I think his reasoning for 64-byte POSIX systems was wrong because max_open_files is a per-db limit and mmap_limit is a global limit. With #12495, each database could now open up to 1000 files (3000 total), but the global mmap_limit was 1000. Once that mmap limit was hit, ldb would continue to open files but would retain the fds for any files beyond 1000, meaning up to 2000 fds could be used by ldb.

I believe this is what happened to ossifrage in July 2018. His ldb reached the global 1000 mmap limit and then started retaining fds:

218 2018-07-31T19:41:23  <ossifrage> it looks like bitcoin-qt is using up 800 FDs for open files (chainstate, txindex, etc...)
219 2018-07-31T19:43:15  <ossifrage> 509 for txindex and 288 for chainstate
...
229 2018-07-31T19:58:47  <sipa> how many connwctions do you have?
230 2018-07-31T20:01:26  <ossifrage> sipa, 160

link

That meant that the number of fds held by bitcoin reached the 1024 limit and select() was not able to monitor new file descriptors:

208 2018-07-31T19:19:34  <ossifrage> This is a curious error: " dropped: non-selectable socket"

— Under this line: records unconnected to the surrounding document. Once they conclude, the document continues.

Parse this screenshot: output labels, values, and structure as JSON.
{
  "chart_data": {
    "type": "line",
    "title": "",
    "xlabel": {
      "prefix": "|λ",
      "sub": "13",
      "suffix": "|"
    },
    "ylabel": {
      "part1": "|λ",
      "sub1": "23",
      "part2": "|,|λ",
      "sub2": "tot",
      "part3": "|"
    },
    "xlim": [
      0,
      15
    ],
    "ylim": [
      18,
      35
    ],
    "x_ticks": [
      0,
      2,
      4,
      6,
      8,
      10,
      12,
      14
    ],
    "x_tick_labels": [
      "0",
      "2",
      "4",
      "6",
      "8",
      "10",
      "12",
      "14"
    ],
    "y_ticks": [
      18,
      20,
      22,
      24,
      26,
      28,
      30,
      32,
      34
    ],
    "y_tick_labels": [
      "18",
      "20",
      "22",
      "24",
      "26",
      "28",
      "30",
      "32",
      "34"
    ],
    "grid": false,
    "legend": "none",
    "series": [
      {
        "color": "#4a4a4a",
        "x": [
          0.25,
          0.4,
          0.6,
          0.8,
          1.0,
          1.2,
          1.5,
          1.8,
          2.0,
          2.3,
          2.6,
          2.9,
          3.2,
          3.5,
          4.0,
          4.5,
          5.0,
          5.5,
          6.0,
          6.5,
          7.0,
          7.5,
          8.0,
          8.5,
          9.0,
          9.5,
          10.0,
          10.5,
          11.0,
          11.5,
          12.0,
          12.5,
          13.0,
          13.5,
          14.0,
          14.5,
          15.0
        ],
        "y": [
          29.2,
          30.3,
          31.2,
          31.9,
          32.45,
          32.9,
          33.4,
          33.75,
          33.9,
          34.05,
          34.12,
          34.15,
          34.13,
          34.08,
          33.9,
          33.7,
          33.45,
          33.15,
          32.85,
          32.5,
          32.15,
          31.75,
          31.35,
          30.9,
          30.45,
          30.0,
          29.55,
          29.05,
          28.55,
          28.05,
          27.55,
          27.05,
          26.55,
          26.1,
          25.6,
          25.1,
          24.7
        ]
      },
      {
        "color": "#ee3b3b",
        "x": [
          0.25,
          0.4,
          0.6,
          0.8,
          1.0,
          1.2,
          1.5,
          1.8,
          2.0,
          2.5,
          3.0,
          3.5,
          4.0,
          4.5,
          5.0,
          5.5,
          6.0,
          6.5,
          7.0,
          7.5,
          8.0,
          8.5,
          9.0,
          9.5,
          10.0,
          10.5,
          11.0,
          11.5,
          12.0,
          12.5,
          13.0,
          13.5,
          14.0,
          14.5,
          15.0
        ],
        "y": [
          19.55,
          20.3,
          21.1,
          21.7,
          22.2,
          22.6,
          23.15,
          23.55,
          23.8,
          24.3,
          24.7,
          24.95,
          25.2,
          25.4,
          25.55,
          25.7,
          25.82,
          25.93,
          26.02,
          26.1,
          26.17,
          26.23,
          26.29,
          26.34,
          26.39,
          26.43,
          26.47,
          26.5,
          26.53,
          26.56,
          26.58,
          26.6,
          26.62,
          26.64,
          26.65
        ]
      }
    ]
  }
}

The fix was in PR 13860 (not merged but fixed in our ldb repo and merged as a subtree). The global mmap_limit was increased to 4096. That means that once again, the mmap_limit can't be reached (4096 > 1000 x 3), so ldb will only ever have a very small number of fds.

select() -> poll()

Finally, PR 14336 changes the net code to use the poll() syscall instead of select() for linux systems (select() is fine to use on windows because it doesn't have the 1024 fd limit, and poll() seems to be broken on macos). This should remove any concerns about fd exhaustion for good on linux. The only reason it was ever a problem was that select() could run into its limit of 1024.

Long term

We should move to using libevent, which takes care of all of this stuff and just uses the most appropriate syscall. But:

 34 2018-08-01T00:45:46  <gmaxwell> come on, why can't we just take the not-many-line-change to use poll?  I know libevent future ra ra ra... but we have held off this simple fix for years. :(

someone just has to go ahead an implement it.

Snapshot of current running node

→ bcli uptime
2603491
→ lsof -p $(pidof bitcoind) |    awk 'BEGIN { fd=0; mem=0; } /ldb$/ { if ($4 == "mem") mem++; else fd++ } END { printf "mem = %s, fd = %s\n", mem, fd}'
lsof: WARNING: can't stat() tracefs file system /sys/kernel/debug/tracing
      Output information may be incomplete.
mem = 1985, fd = 0

So I have 1985 ldb files mmapped, and none open with file descriptors.

→ lsof -p $(pidof bitcoind) | grep ldb | grep txindex | wc -l
lsof: WARNING: can't stat() tracefs file system /sys/kernel/debug/tracing
      Output information may be incomplete.
975
→ lsof -p $(pidof bitcoind) | grep ldb | grep chainstate | wc -l
lsof: WARNING: can't stat() tracefs file system /sys/kernel/debug/tracing
      Output information may be incomplete.
992

Both of those are around the max_open_files limit. If I didn't have PR 13860 and mmap_limit set to 4096, then I expect many of those files would be open with fds instead of mmapped.